Veterinary Physiology and Pharmacology, Texas A&M University, College Station, TX 77843-4466, USA.
Curr Genomics. 2009 Sep;10(6):375-87. doi: 10.2174/138920209789177584.
Computational modeling of genomic regulation has become an important focus of systems biology and genomic signal processing for the past several years. It holds the promise to uncover both the structure and dynamical properties of the complex gene, protein or metabolic networks responsible for the cell functioning in various contexts and regimes. This, in turn, will lead to the development of optimal intervention strategies for prevention and control of disease. At the same time, constructing such computational models faces several challenges. High complexity is one of the major impediments for the practical applications of the models. Thus, reducing the size/complexity of a model becomes a critical issue in problems such as model selection, construction of tractable subnetwork models, and control of its dynamical behavior. We focus on the reduction problem in the context of two specific models of genomic regulation: Boolean networks with perturbation (BN(P)) and probabilistic Boolean networks (PBN). We also compare and draw a parallel between the reduction problem and two other important problems of computational modeling of genomic networks: the problem of network inference and the problem of designing external control policies for intervention/altering the dynamics of the model.
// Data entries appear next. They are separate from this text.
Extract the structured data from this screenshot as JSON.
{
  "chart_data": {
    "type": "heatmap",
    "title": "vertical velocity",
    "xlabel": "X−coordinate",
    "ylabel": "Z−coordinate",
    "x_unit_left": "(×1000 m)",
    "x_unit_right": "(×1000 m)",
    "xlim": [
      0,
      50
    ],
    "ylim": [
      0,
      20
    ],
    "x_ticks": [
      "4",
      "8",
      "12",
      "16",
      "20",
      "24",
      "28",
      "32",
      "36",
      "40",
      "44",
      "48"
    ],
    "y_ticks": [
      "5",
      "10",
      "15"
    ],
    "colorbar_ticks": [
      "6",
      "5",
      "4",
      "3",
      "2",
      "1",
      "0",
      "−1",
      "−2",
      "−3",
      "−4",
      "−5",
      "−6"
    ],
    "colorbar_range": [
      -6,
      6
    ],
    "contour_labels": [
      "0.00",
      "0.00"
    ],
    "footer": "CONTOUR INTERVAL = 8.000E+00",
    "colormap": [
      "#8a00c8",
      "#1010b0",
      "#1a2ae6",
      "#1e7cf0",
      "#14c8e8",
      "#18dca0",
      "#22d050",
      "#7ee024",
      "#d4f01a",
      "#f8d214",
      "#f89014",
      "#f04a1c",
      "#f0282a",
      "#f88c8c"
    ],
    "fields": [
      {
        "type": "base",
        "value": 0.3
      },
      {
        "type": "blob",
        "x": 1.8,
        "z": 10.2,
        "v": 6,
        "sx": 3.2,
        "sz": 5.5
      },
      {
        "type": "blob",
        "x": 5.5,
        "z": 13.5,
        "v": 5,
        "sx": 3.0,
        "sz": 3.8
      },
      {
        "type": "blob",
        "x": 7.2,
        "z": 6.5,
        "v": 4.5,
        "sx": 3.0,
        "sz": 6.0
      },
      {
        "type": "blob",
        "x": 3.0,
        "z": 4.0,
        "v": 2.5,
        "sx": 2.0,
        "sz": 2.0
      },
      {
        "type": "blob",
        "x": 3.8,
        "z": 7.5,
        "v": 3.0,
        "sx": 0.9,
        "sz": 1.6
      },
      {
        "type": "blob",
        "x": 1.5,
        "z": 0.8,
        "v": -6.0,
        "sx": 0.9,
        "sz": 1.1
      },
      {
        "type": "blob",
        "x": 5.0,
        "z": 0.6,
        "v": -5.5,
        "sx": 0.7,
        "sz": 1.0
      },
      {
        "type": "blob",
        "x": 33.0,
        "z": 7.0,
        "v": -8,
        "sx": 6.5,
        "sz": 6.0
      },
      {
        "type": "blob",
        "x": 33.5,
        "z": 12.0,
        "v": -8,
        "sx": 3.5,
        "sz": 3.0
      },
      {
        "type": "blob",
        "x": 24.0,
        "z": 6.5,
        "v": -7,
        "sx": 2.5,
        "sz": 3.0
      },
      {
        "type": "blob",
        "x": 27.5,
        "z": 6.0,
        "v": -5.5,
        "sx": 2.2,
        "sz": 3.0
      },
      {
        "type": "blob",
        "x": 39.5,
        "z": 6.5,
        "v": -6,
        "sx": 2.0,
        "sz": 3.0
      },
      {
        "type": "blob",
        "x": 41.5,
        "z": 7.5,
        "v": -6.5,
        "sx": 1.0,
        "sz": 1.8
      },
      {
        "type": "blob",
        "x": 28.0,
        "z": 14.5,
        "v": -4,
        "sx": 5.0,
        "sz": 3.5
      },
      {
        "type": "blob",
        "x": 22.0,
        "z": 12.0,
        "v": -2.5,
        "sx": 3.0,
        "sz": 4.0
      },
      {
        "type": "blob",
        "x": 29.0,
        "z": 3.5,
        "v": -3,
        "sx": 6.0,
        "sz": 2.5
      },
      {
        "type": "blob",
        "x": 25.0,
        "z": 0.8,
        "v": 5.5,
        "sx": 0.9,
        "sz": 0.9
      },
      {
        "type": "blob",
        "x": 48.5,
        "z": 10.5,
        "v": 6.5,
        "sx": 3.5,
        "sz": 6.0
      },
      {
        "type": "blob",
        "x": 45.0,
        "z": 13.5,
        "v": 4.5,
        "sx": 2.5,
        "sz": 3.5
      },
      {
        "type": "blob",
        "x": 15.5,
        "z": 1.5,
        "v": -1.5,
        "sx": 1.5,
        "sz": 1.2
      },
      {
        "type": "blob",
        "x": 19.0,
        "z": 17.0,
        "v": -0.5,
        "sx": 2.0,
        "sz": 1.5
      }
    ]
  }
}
在过去几年中,基因组调控的计算建模已成为系统生物学和基因组信号处理的一个重要焦点。它有望揭示负责细胞在各种环境和状态下运作的复杂基因、蛋白质或代谢网络的结构和动态特性。这反过来又将为预防和控制疾病制定最佳干预策略。同时,构建这样的计算模型面临着几个挑战。高复杂性是模型实际应用的主要障碍之一。因此,减小模型的大小/复杂性成为模型选择、可处理子网模型构建以及控制其动态行为等问题的关键问题。我们专注于两个特定的基因组调控模型的约简问题:带扰动的布尔网络(BN(P))和概率布尔网络(PBN)。我们还比较并绘制了约简问题与基因组网络计算建模的另外两个重要问题之间的平行关系:网络推断问题和设计外部控制策略以干预/改变模型动态的问题。